Nurturing path to purchase depends on packaging as much as it does content(s)
The Roman philosopher Cicero had said: "If you wish to persuade me, you must think my thoughts, feel my feelings, and speak my words." If he were alive today, he might very well have added, “…oh yeah, and you have to present it to me in a way I’m most comfortable with.” (Okay, so I’m no orator nor statesman---and definitely not Roman—but it would’ve been close to that).
At least that seems to be a takeaway of recent survey from Marketing Sherpa. Despite the fawning and furor over content marketing tactics, such as infographics, social media and even blog posts (perish the thought!), survey respondents overwhelmingly were more receptive to content presented to them either by e-newsletter or by the good old sales call.

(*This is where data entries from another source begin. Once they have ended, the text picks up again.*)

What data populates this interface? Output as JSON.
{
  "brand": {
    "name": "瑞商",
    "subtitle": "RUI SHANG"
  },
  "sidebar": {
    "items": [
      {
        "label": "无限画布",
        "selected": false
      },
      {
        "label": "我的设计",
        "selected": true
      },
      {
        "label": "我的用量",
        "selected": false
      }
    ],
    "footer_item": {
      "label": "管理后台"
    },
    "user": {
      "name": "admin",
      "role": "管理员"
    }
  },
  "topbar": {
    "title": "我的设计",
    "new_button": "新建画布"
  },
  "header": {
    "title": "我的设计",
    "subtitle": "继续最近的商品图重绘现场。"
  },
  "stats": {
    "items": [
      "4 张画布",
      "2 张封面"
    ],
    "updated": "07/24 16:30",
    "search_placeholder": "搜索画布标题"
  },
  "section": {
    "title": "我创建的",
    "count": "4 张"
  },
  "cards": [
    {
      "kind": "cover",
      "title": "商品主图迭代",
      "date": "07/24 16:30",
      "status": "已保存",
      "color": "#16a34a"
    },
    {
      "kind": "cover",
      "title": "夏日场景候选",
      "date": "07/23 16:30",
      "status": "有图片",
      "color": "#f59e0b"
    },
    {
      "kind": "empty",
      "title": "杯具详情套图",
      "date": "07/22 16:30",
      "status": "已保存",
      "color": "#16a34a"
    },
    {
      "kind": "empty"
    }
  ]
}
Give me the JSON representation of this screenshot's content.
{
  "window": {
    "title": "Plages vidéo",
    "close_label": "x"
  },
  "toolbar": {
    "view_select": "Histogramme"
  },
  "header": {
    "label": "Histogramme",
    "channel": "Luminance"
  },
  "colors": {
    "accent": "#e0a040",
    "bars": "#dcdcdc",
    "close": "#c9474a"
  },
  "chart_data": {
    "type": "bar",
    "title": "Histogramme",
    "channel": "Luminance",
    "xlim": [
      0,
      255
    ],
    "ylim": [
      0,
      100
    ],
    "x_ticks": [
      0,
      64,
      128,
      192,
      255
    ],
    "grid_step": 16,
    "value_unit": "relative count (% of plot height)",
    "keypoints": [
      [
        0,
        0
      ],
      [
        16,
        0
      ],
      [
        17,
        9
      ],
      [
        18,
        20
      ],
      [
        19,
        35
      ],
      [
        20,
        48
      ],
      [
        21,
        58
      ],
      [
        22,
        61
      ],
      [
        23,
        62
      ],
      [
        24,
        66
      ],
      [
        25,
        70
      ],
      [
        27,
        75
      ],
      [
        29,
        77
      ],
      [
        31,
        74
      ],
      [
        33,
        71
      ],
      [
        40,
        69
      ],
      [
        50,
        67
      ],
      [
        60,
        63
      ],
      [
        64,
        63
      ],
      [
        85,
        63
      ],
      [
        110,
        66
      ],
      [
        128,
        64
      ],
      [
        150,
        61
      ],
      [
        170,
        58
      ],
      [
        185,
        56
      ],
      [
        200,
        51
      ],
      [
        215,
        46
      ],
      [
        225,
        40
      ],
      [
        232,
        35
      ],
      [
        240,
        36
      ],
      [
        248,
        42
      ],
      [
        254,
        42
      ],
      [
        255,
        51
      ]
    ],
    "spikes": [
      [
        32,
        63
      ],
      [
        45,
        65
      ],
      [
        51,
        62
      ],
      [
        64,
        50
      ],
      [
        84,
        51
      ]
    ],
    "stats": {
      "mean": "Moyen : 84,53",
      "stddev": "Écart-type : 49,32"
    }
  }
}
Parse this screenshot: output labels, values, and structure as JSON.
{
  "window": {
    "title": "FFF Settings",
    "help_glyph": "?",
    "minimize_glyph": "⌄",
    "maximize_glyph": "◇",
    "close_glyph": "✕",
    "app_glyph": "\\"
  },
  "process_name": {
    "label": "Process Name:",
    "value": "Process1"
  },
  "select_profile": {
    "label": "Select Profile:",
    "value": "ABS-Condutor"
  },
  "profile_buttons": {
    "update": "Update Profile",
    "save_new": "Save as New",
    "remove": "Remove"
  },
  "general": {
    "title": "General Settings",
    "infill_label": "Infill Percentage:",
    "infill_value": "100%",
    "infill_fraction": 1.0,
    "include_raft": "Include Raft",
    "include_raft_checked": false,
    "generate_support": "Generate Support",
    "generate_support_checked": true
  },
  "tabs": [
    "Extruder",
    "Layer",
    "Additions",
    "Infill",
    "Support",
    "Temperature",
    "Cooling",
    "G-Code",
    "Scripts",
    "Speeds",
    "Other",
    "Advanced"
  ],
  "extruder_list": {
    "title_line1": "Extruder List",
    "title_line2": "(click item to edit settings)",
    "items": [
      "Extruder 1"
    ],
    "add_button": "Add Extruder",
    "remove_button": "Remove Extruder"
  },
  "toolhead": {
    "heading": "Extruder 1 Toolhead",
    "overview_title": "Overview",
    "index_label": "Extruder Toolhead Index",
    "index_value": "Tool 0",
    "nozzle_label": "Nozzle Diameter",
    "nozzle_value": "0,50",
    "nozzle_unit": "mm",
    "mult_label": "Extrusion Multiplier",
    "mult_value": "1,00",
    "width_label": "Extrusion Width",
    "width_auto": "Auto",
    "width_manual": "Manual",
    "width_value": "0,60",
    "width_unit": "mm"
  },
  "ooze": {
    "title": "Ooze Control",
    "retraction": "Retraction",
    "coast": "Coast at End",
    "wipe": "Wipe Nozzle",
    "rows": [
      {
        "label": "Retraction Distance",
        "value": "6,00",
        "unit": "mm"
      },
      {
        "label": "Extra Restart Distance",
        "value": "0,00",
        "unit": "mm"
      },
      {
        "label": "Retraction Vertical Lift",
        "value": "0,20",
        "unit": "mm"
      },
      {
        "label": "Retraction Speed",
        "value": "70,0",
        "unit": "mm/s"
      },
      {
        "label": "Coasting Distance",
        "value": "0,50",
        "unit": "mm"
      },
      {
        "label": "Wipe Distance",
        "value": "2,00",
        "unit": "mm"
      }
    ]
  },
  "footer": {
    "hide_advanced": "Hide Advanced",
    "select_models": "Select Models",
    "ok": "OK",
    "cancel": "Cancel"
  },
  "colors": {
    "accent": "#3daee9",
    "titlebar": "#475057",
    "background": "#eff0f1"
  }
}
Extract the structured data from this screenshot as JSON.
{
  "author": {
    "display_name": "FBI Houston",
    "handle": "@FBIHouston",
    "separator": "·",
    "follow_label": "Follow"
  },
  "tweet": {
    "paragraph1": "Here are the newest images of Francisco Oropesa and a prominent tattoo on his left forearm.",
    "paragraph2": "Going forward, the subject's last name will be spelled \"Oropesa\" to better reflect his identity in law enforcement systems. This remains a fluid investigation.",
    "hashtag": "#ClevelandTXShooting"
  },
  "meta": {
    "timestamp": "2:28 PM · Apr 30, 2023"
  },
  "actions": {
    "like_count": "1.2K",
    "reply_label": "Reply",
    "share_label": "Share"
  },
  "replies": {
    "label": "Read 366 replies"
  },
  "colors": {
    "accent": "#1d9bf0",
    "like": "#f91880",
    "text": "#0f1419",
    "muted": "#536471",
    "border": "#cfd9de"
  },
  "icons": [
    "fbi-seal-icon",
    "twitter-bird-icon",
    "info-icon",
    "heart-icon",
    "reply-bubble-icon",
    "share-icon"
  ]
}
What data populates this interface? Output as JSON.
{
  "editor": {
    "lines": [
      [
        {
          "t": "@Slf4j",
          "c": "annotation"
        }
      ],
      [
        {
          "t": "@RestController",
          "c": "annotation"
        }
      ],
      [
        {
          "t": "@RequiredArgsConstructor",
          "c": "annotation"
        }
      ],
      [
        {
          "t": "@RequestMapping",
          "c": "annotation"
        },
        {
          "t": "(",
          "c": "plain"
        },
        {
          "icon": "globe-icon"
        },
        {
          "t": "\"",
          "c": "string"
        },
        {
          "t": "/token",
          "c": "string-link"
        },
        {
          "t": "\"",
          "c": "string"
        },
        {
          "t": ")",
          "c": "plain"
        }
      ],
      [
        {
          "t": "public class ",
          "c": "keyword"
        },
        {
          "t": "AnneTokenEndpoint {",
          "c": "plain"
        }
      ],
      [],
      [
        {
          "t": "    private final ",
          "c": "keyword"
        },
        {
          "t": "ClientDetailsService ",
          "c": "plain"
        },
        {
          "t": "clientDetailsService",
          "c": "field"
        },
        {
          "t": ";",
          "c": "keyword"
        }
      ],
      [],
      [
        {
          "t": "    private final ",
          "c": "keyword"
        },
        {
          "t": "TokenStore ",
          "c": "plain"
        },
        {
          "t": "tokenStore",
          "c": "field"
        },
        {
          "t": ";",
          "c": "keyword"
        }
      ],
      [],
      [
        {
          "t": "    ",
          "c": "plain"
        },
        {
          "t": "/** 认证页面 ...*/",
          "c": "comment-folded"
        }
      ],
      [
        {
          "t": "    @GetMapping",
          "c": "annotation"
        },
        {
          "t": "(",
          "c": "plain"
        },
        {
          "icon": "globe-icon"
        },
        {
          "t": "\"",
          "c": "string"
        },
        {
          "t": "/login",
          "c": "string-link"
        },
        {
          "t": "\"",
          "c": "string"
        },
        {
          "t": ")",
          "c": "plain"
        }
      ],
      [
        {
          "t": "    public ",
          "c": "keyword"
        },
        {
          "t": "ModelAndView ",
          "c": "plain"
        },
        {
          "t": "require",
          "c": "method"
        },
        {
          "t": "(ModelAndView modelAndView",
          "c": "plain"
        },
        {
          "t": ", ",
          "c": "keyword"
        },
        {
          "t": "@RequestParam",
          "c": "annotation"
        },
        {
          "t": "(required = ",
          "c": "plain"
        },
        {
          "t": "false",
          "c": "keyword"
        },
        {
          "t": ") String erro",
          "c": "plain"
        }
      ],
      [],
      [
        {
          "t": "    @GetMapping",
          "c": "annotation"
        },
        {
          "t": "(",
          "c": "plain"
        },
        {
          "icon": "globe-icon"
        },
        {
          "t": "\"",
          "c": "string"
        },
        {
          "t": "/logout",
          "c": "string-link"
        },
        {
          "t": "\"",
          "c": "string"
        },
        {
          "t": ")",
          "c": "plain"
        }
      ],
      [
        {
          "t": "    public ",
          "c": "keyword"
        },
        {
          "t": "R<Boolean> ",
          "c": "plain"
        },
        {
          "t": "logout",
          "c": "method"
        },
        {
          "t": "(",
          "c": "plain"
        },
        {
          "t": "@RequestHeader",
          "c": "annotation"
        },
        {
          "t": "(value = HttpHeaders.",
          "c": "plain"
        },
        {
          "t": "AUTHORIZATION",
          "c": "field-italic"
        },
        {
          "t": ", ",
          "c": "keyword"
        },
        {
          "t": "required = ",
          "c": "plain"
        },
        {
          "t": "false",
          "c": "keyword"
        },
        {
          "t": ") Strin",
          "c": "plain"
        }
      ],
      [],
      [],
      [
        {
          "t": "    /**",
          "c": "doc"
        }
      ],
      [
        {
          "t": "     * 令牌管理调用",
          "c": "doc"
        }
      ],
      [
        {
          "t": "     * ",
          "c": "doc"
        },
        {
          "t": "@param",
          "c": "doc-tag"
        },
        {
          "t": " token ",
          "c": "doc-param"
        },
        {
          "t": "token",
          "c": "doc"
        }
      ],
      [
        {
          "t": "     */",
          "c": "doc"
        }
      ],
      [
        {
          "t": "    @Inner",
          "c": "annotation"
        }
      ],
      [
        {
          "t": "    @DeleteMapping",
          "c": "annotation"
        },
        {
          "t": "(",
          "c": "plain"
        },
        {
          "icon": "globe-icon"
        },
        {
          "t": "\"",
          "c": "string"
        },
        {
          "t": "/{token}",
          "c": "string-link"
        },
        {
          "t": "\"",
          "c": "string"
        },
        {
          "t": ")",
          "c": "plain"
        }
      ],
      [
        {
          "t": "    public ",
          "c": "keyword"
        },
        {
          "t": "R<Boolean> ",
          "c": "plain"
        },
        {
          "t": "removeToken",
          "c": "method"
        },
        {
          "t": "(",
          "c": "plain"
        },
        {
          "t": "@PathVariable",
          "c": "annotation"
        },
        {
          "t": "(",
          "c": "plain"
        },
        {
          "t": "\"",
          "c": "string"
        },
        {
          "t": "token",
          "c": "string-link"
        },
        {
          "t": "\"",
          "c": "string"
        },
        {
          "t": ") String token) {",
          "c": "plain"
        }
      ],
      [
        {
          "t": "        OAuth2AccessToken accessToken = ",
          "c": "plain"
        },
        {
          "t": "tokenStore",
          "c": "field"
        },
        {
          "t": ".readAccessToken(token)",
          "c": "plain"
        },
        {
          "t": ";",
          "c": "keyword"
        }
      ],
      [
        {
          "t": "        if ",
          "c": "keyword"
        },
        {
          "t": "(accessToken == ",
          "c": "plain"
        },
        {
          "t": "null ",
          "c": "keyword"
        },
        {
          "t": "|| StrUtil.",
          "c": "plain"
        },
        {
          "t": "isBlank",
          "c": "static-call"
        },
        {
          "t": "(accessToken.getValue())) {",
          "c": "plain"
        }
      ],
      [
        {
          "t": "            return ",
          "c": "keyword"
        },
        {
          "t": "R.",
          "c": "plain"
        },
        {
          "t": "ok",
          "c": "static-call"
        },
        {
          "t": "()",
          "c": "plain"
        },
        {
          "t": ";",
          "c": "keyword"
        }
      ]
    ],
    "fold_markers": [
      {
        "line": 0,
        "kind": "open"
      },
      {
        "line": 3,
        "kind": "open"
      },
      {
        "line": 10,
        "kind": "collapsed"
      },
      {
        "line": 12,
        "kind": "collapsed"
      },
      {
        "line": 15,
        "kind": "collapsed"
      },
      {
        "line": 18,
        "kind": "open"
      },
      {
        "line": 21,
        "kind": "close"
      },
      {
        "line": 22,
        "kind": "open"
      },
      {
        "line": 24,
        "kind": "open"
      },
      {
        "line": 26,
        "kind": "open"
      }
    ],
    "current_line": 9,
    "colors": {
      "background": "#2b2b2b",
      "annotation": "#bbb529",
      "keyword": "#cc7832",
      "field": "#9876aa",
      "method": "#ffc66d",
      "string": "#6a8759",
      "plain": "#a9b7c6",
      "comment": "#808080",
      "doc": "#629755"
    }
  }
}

Now surveys, like opinions, are like [insert another word I can’t use here]: Everyone’s got one. And I’m sure there’s another survey out there to refute the findings of this one. But the BIG takeaway for me in this survey is that HOW you package and deliver your message is just as important as what you say in that message (insert obligatory Marshall McClughan quote here). And that’s important, because as many different personas there are out there, i.e. your target audience + title + roles/responsibilities + pain points + a-day-in-the-life etc., there are mediums in which to package your message: tried and true case studies and white papers, or new fangled e-books and infographics.
The key is to identify who the audience is, develop a persona that paints a more accurate picture of that target and then match that up with some content that’s clear, concise and compelling—oh yeah, and packaged and delivered in a way they’re most comfortable with.
What’s your take on Sherpa’s stats, Marshall’s message or Cicero’s statement? Would love to hear from you!